Num texto publicado no site Crux, o vaticanista John Allen compara o caso à polémica em torno da alegada aprovação dada por João Paulo II, já debilitado, ao filme A Paixão de Cristo, de Mel Gibson, que gerou uma enorme controvérsia em 2003. «Mais uma vez, a maioria das pessoas envolvidas neste debate parecem só apenas ligeiramente interessadas nos factos, e muito mais interessadas em fazer um dos lados parecer mal. E mais uma vez o passo óbvio – que é ir perguntar ao Papa em questão o que queria fazer, abertamente e para que todo o mundo ouvisse – é algo que ninguém parece muito interessado em fazer»
Allen não acredita que o livro venha a influenciar a decisão de Francisco – que já disse não estar de acordo com o celibato opcional, mas defende que o celibato não é um dogma e não excluiu essa possibilidade em lugares mais remotos – ainda assim elenca consequências: por um lado, sai afetada a credibilidade da Igreja, já que deixou a impressão de disputas internas e manipulação cínica; por outro lado, recorda que a instituição do Papa Emérito é nova e precisa de reflexão. E a forma como foi exposto na praça pública também surpreende. Allen recorre a uma passagem de um livro: «Porque é que um homem não ganha nada em dar a sua alma ao mundo inteiro, mas sim aos seus seguidores do Twitter?».
Nas passagens partilhadas por Sarah, que continua a promover a obra no Twitter, Bento XVI defende que a «impossibilidade de um laço matrimonial» nasce espontaneamente da celebração quotidiana da Eucaristia, que implica um estado de serviço a Deus permanente. «O sacerdócio de Jesus Cristo leva-nos a entrar numa vida que consiste em renunciar a tudo o que não nos pertence. Este é o fundamento dos padres para a necessidade do celibato», escreve Bento XVI.
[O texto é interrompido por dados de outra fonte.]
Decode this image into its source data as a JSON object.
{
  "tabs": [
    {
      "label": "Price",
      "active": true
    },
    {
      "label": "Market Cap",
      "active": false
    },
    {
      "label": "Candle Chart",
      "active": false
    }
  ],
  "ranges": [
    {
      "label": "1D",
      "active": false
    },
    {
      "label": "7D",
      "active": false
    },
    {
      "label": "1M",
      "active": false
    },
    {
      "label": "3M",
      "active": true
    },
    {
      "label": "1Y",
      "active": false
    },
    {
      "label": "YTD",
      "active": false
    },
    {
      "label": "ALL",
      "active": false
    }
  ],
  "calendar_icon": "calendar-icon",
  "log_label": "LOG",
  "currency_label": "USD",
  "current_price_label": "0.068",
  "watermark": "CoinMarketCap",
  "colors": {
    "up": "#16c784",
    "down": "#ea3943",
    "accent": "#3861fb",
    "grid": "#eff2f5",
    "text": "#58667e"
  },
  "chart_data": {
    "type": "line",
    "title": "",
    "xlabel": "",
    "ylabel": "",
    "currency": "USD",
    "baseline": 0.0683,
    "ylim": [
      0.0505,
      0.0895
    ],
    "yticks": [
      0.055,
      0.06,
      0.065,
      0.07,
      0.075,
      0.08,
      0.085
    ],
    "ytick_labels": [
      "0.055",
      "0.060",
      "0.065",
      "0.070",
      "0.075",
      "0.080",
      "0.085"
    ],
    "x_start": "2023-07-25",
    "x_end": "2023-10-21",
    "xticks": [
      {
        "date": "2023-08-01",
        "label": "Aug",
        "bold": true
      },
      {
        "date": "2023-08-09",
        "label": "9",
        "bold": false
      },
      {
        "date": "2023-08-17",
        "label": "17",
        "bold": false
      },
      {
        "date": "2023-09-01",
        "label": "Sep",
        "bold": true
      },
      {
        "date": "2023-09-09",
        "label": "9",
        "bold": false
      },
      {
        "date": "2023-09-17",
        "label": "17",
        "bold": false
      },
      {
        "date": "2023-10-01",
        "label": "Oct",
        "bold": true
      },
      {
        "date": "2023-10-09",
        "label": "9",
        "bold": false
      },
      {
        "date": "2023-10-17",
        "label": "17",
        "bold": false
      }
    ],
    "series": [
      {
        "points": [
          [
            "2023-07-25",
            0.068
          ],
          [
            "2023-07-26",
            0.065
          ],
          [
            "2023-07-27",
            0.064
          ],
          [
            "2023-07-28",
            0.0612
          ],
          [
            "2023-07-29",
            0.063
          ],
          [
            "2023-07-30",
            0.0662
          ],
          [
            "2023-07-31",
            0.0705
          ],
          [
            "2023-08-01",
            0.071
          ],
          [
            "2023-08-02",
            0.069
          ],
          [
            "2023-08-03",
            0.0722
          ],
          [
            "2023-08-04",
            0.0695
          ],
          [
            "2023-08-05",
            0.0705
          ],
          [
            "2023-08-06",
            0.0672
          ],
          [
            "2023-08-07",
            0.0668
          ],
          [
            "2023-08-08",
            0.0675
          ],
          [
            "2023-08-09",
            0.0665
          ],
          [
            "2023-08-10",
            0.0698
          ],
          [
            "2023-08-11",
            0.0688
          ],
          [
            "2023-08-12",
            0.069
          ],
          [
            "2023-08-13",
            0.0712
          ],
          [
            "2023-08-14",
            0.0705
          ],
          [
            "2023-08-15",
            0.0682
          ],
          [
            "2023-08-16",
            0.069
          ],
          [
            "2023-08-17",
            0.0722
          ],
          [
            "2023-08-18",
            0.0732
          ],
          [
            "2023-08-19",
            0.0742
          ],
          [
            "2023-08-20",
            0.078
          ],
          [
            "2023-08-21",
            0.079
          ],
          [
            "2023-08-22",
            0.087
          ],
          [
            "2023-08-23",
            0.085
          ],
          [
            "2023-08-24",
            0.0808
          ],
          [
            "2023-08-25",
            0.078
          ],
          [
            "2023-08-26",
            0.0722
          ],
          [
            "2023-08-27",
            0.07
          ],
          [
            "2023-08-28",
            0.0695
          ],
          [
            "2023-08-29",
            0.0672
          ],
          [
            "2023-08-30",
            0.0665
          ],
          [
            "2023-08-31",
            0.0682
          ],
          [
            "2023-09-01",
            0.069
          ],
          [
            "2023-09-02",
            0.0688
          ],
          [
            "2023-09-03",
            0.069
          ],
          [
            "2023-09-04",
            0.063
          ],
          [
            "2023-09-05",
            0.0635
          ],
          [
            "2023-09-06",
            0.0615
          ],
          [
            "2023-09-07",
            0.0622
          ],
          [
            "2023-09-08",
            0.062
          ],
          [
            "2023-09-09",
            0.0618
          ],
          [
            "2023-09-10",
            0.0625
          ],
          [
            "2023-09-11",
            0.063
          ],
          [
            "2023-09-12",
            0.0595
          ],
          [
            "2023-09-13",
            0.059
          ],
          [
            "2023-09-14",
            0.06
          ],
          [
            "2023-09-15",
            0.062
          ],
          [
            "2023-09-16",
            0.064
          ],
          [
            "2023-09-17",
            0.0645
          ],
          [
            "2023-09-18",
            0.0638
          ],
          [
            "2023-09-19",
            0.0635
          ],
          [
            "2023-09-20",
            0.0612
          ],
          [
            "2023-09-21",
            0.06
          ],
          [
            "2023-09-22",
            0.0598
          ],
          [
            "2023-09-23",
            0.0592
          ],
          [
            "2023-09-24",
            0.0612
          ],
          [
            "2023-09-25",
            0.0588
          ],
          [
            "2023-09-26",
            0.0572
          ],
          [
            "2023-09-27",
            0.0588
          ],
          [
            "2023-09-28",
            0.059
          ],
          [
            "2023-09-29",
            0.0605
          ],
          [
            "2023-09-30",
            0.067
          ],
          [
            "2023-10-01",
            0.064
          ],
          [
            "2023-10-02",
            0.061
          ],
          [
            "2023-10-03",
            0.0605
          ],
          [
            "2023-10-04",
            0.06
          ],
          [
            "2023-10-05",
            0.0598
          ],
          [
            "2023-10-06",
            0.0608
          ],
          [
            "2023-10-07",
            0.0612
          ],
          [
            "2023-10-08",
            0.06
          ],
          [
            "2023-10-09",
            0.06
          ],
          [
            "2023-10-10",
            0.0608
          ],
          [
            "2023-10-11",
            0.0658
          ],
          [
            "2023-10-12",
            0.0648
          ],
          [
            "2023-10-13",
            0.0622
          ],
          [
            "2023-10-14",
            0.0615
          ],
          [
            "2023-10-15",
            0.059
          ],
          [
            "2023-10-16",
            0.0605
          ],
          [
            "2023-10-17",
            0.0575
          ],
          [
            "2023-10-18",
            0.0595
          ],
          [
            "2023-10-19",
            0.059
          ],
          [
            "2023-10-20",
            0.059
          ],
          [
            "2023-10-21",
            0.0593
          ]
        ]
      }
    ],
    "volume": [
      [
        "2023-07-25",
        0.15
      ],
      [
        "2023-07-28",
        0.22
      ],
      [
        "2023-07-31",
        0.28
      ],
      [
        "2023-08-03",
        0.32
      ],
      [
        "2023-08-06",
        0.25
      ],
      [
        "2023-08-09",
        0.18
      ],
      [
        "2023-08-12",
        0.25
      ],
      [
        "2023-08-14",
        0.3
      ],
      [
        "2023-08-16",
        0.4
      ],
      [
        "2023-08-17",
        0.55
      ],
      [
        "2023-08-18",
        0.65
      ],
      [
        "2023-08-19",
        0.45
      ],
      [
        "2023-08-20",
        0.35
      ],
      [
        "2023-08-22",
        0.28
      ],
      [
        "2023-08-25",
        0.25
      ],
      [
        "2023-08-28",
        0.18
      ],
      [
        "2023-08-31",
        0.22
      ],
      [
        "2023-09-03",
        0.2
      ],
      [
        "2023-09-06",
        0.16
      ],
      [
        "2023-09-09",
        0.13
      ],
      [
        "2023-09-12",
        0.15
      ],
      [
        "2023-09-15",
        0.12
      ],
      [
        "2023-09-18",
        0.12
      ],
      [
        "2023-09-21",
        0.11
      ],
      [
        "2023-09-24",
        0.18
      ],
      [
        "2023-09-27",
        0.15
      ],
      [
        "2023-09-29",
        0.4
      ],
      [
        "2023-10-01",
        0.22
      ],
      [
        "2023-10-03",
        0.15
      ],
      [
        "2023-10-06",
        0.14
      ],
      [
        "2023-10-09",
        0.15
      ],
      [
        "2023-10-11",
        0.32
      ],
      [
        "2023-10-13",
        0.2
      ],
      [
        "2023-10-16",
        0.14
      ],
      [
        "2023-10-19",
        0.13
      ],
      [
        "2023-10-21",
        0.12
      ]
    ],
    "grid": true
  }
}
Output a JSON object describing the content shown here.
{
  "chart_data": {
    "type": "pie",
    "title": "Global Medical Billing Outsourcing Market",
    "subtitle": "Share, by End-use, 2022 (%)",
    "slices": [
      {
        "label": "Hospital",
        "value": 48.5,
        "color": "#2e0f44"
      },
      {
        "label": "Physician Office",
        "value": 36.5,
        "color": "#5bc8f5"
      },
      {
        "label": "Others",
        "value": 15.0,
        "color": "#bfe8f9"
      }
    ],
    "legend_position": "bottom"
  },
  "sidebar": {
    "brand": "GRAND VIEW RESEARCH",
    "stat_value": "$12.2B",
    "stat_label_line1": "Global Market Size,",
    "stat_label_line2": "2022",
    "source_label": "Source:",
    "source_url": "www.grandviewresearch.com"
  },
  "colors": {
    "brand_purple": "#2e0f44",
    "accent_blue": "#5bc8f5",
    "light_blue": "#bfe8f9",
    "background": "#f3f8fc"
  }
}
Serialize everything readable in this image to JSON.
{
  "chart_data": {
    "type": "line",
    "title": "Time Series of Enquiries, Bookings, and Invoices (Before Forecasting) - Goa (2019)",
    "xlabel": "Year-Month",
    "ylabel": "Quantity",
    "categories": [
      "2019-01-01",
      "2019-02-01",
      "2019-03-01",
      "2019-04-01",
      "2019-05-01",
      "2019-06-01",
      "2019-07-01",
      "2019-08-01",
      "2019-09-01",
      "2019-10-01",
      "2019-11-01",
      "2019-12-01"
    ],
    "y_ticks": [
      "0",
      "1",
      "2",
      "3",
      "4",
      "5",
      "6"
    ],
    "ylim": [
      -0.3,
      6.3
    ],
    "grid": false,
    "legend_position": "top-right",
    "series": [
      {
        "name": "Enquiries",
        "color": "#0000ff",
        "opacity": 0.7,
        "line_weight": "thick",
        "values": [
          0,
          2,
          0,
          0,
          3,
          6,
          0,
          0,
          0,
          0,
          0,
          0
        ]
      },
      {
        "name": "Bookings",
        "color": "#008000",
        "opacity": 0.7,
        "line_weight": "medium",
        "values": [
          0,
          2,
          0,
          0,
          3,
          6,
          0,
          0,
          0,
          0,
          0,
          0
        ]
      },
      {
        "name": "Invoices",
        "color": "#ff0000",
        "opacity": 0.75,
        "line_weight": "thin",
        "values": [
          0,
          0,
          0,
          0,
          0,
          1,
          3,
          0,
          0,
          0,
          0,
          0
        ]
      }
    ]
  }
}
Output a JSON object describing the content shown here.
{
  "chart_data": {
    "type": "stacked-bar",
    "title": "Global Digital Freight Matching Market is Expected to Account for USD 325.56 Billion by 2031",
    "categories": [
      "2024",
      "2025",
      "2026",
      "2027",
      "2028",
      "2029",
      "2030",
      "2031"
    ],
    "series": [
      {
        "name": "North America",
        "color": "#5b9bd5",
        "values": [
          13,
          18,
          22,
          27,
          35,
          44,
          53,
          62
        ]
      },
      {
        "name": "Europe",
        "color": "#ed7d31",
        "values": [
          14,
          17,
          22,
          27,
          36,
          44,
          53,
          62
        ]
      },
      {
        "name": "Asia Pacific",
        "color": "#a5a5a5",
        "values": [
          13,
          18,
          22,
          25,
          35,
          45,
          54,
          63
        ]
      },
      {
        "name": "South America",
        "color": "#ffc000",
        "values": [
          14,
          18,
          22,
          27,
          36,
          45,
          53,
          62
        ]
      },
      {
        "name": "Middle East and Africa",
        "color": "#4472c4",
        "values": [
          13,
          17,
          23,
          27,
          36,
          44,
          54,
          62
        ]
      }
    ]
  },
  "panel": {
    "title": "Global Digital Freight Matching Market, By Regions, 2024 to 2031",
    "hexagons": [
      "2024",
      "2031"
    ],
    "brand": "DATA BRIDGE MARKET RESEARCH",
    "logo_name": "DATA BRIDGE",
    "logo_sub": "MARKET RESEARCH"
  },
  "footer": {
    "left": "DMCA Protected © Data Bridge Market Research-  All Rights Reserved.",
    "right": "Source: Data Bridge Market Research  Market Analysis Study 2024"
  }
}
Mas é o cardeal, que diz ter escrito o livro em obediência filial ao Papa, que dirige um apelo direto a Francisco. «Há um laço ontológico-sacramental entre o sacerdócio e o celibato. Qualquer enfraquecimento desse vínculo levaria a pôr em causa o magistério do concílio e dos Papas Paulo, João Paulo II e Bento XVI. Peço humildemente ao Papa Francisco que nos proteja definitivamente de tal possibilidade, vetando qualquer enfraquecimento da lei do celibato sacerdotal, mesmo limitado a uma ou outra região»
«Francisco não vai ceder»
Para o teólogo Anselmo Borges, o caso poderá causar dificuldades a Francisco, mas o Papa não cederá a pressões. E contesta a ideia de um vínculo ontológico-sacramental entre o celibato e o sacerdócio, que diz ser o ponto essencial desta tomada de posição em defesa do celibato obrigatório. «É inadmissível. Assenta na ideia de que através da ordenação, o padre ficaria num grau superior de ser em relação aos fiéis e que o fim do celibato retiraria ao padre este lugar especial sagrado, que o padre não tem. O sacerdócio ministerial é apenas um serviço do sacerdócio real, que é o dos cristãos», defende. «No primeiro milénio houve até Papas casados e nada prova que um padre casado se dedique menos à igreja do que alguém que vive no celibato».
Anselmo Borges considera que houve uma tentativa de manipulação por parte do cardeal Sarah, que se tem perfilado como sucessor de Francisco numa ala mais conservadora, mas concorda que a reflexão deve estender-se à figura de Papa Emérito, que não é a primeira vez que quebra o silêncio – no ano passado publicou um texto sobre os abusos sexuais na Igreja, que associou ao colapso moral da sociedade na década de 60. «O Papa não é se não o bispo de Roma e ao bispo de Roma está vinculada a unidade da fé. Bento XVI é, no limite, bispo emérito de Roma e devia, como ele próprio se comprometeu, remeter-se ao silêncio. É evidente que pode pronunciar-se, mas não como Papa», conclui.